Nein, Helena und der Zoowärter haben noch immer keinen Termin für ein Treffen gefunden. Davon geredet haben sie zwar schon oft, aber meist scheitert es daran, dass bei Helena keiner das Telefon abnimmt, wenn der Zoowärter anrufen will. Das Mädchen ist wohl einfach zu beschäftigt. Kein Grund für den Zoowärter, Trübsal zu blasen. Es gibt ja noch andere Mädchen. Joanna, zum Beispiel, mit der man es immer so lustig hat. Oder Matilda, mit der er diese Woche schon dreimal gespielt hat und die er morgen schon wieder einladen will.
Ganz klar, der Zoowärter liebt Mädchen.
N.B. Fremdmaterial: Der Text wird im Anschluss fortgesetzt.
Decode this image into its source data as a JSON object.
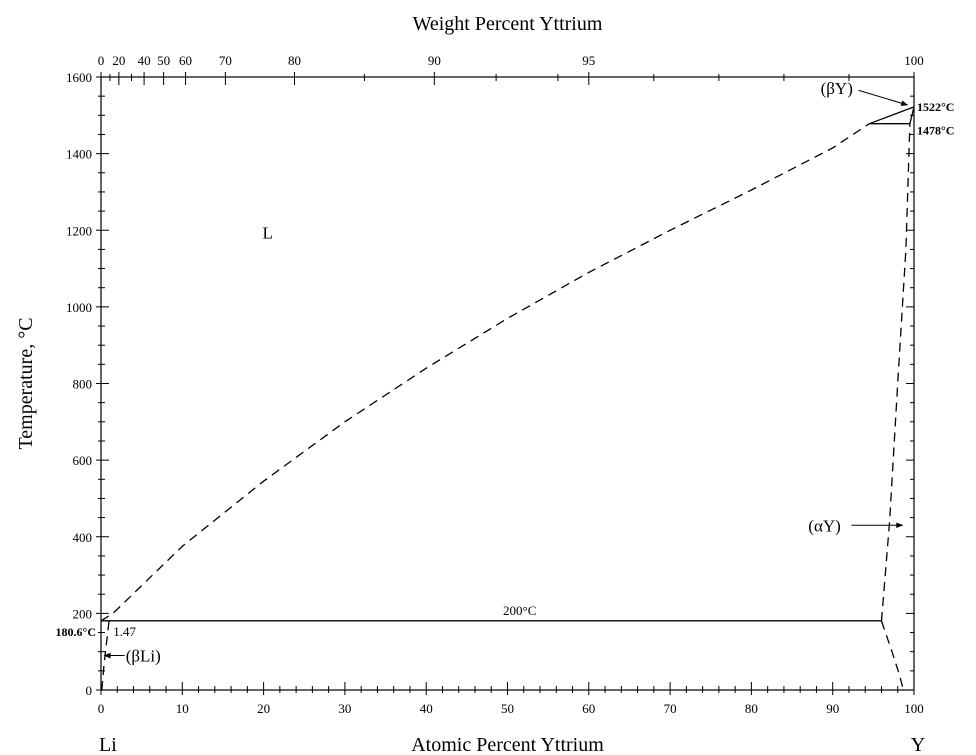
{
  "chart_data": {
    "type": "phase-diagram",
    "title": "Weight Percent Yttrium",
    "xlabel": "Atomic Percent Yttrium",
    "ylabel": "Temperature, °C",
    "xlim": [
      0,
      100
    ],
    "ylim": [
      0,
      1600
    ],
    "x_ticks": [
      "0",
      "10",
      "20",
      "30",
      "40",
      "50",
      "60",
      "70",
      "80",
      "90",
      "100"
    ],
    "y_ticks": [
      "0",
      "200",
      "400",
      "600",
      "800",
      "1000",
      "1200",
      "1400",
      "1600"
    ],
    "top_axis": {
      "label": "Weight Percent Yttrium",
      "ticks": [
        {
          "label": "0",
          "at_pct": 0
        },
        {
          "label": "20",
          "at_pct": 2.2
        },
        {
          "label": "40",
          "at_pct": 5.3
        },
        {
          "label": "50",
          "at_pct": 7.7
        },
        {
          "label": "60",
          "at_pct": 10.4
        },
        {
          "label": "70",
          "at_pct": 15.3
        },
        {
          "label": "80",
          "at_pct": 23.8
        },
        {
          "label": "90",
          "at_pct": 41.0
        },
        {
          "label": "95",
          "at_pct": 60.0
        },
        {
          "label": "100",
          "at_pct": 100
        }
      ]
    },
    "left_element": "Li",
    "right_element": "Y",
    "phase_labels": {
      "liquid": "L",
      "beta_y": "(βY)",
      "alpha_y": "(αY)",
      "beta_li": "(βLi)"
    },
    "annotations": {
      "t_melt_li": "180.6°C",
      "t_melt_y": "1522°C",
      "t_transform_y": "1478°C",
      "t_monotectic": "200°C",
      "li_solubility": "1.47"
    },
    "series": [
      {
        "name": "liquidus",
        "style": "dashed",
        "x": [
          0,
          1.47,
          10,
          20,
          30,
          40,
          50,
          60,
          70,
          80,
          90,
          94.5
        ],
        "y": [
          180.6,
          200,
          375,
          545,
          700,
          840,
          970,
          1090,
          1200,
          1305,
          1415,
          1478
        ]
      },
      {
        "name": "beta_y_liquidus",
        "style": "solid",
        "x": [
          94.5,
          100
        ],
        "y": [
          1478,
          1522
        ]
      },
      {
        "name": "transformation_line",
        "style": "solid",
        "x": [
          94.5,
          99.5
        ],
        "y": [
          1478,
          1478
        ]
      },
      {
        "name": "alpha_y_solvus",
        "style": "dashed",
        "x": [
          96.0,
          97.0,
          98.0,
          99.0,
          99.5
        ],
        "y": [
          180,
          440,
          800,
          1150,
          1478
        ]
      },
      {
        "name": "beta_y_boundary",
        "style": "solid",
        "x": [
          99.5,
          100
        ],
        "y": [
          1478,
          1522
        ]
      },
      {
        "name": "horizontal_200",
        "style": "solid",
        "x": [
          0,
          96.0
        ],
        "y": [
          180.6,
          180.6
        ]
      },
      {
        "name": "alpha_y_low",
        "style": "dashed",
        "x": [
          96.0,
          97.3,
          98.2,
          98.7
        ],
        "y": [
          180,
          100,
          40,
          0
        ]
      },
      {
        "name": "beta_li_solvus",
        "style": "dashed",
        "x": [
          0.1,
          0.35,
          0.6,
          1.0
        ],
        "y": [
          0,
          60,
          110,
          180.6
        ]
      }
    ]
  }
}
Er, der mit seinen Freunden und Brüdern so laut und wild ist, zeigt sich bei seinen Freundinnen von der sanften, verspielten Seite. Da wird gemalt, gebastelt und Schule gespielt. Für Matilda darf es kein gewöhnliches Zvieri sein, da muss ein bunter Früchteteller her. Neben Matilda stürmt man auch nicht einfach achtlos die Treppe hoch, sonst könnte sie am Ende noch hinfallen. Vor allem aber will er sich ungestört mit ihr unterhalten können. „Prinzchen, sei nicht immer so laut“, heisst es dann. „Matilda und ich können bei diesem Lärm gar nicht miteinander reden.“
Ich kenne einen Mann, der genau auf diese Weise das Herz seiner heutigen Frau erobert hat und mir scheint, dass der Zoowärter diesem Mann nicht nur sehr ähnlich sieht, sondern dass er auch seine Art geerbt hat.

Window-Shopping

Endlich weiss ich, was mich in diesen Tagen fast zur Verzweiflung bringt. Es ist meine Projektlosigkeit, die mir die Lebensfreude raubt. So viele Möglichkeiten und so wenig Energie. Ich fühle mich wie ein London-Tourist, der bis auf ein paar Pfund alles für kitschige Royals-Souvenirs ausgegeben hat und nun mit sehnsüchtigen Blicken vor den Schaufenstern von Selfridges steht.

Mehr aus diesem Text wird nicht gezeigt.